Art. 7
In vigore dal 19 dic 2007
1. Il commettere intenzionalmente uno dei seguenti atti:
a)
la ricettazione, la detenzione, l’uso, la cessione, l’alterazione, l’alienazione o la dispersione di materie nucleari, senza la necessaria autorizzazione e che cagionino, o possano cagionare, morte o lesioni gravi alle persone oppure ingenti danni materiali o all’ambiente;
b)
il furto o la rapina di materie nucleari;
c)
la sottrazione o l’appropriazione indebita, di materie nucleari;
d)
un atto consistente nel trasportare, inviare o trasferire materie nucleari da o verso uno Stato senza l’autorizzazione necessaria;
e)
un atto rivolto contro un impianto nucleare, o volto ad alterarne il funzionamento, allorché l’autore provochi intenzionalmente, o sia consapevole di poter provocare, la morte o lesioni gravi alle persone o ingenti danni materiali o all’ambiente a seguito dell’esposizione a radiazioni o dell’emissione di materiali radioattivi, a meno che un tale atto non venga compiuto conformemente alla legislazione nazionale dello Stato parte sul cui territorio è situato l’impianto nucleare;
f)
la richiesta di materie nucleari mediante minacce, ricorso alla forza o altra forma d’intimidazione;
g)
la minaccia:
i)
d’impiegare materie nucleari per causare la morte o lesioni gravi alle persone ovvero ingenti danni materiali o all’ambiente, o di commettere un reato di cui alla lettera e); o
ii)
di commettere un reato di cui alle lettere b), ed e), al fine di costringere una persona fisica o giuridica, un’organizzazione internazionale o uno Stato a compiere, o ad astenersi dal compiere, un qualunque atto;
h)
il tentativo di commettere un reato di cui alle lettere da a) ad e);
i)
il concorso in uno dei reati di cui alle lettere da a) ad h);
j)
l’organizzazione o l’istigazione di uno dei reati di cui alle lettere da a) ad h); e
k)
un atto che concorre alla commissione di uno dei reati di cui alle lettere da a) ad h) da parte di un gruppo di persone che agiscono con un intento comune.
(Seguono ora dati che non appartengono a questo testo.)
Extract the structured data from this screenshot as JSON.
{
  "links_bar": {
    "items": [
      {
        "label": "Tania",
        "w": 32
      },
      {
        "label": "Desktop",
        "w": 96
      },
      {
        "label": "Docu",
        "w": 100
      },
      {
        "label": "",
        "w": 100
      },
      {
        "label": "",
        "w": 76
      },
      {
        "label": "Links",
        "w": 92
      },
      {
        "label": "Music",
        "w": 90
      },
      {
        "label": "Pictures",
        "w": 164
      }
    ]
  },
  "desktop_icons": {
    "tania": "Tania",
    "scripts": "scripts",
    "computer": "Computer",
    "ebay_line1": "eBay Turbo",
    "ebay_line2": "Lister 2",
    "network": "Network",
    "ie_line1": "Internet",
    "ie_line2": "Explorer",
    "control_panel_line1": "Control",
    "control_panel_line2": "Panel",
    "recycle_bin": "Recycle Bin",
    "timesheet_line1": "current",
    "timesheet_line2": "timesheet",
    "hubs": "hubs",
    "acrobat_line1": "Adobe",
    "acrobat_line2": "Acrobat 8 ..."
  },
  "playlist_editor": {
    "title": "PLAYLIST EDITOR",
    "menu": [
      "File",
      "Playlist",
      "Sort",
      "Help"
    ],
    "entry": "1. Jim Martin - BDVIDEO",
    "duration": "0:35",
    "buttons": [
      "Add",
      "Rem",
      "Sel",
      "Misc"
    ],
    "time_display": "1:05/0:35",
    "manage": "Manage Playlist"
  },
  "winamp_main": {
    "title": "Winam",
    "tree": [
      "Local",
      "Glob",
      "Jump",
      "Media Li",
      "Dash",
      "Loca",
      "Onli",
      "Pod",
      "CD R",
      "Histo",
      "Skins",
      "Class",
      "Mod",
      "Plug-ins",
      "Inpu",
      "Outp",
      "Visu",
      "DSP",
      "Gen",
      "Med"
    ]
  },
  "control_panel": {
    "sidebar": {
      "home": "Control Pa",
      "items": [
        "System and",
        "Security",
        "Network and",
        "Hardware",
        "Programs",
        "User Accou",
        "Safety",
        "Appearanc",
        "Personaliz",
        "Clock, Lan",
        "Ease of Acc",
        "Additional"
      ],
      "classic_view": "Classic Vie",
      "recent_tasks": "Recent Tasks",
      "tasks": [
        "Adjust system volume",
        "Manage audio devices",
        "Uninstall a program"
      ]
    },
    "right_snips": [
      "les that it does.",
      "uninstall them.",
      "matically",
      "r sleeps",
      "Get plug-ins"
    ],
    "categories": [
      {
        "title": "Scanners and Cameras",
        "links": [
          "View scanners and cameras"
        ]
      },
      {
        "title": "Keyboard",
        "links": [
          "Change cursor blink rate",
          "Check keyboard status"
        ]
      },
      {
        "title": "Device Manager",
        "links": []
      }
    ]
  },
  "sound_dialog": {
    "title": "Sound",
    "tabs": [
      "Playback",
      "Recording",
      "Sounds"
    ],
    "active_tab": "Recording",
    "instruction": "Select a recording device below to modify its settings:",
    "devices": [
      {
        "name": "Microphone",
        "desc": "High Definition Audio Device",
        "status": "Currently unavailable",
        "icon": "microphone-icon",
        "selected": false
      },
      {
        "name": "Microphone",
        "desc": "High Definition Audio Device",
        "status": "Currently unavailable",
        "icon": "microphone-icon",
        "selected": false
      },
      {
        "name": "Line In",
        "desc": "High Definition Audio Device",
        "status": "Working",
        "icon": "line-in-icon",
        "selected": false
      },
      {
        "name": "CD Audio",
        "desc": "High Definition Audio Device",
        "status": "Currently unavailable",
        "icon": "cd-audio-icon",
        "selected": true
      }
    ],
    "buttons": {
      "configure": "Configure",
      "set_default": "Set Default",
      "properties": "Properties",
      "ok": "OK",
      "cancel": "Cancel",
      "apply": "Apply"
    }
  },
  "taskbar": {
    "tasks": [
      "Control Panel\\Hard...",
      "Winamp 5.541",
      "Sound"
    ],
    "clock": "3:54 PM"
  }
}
Tale atto è compiuto intenzionalmente:
i)
al fine di facilitare l’attività criminale o sostenere gli scopi criminali del gruppo, laddove l’attività e gli scopi implichino la commissione di un reato di cui alle lettere da a) a g); o
ii)
essendo a conoscenza della volontà del suddetto gruppo di compiere un reato di cui alle lettere da a) a g), è considerato da ogni Stato parte un reato passibile di sanzione penale ai sensi del proprio diritto nazionale.
2. Ogni Stato parte applica, ai reati previsti nel presente articolo, pene adeguate, proporzionate alla gravità dei medesimi.
Storico versioni
Questo articolo non ha mai subito modificazioni dalla sua pubblicazione.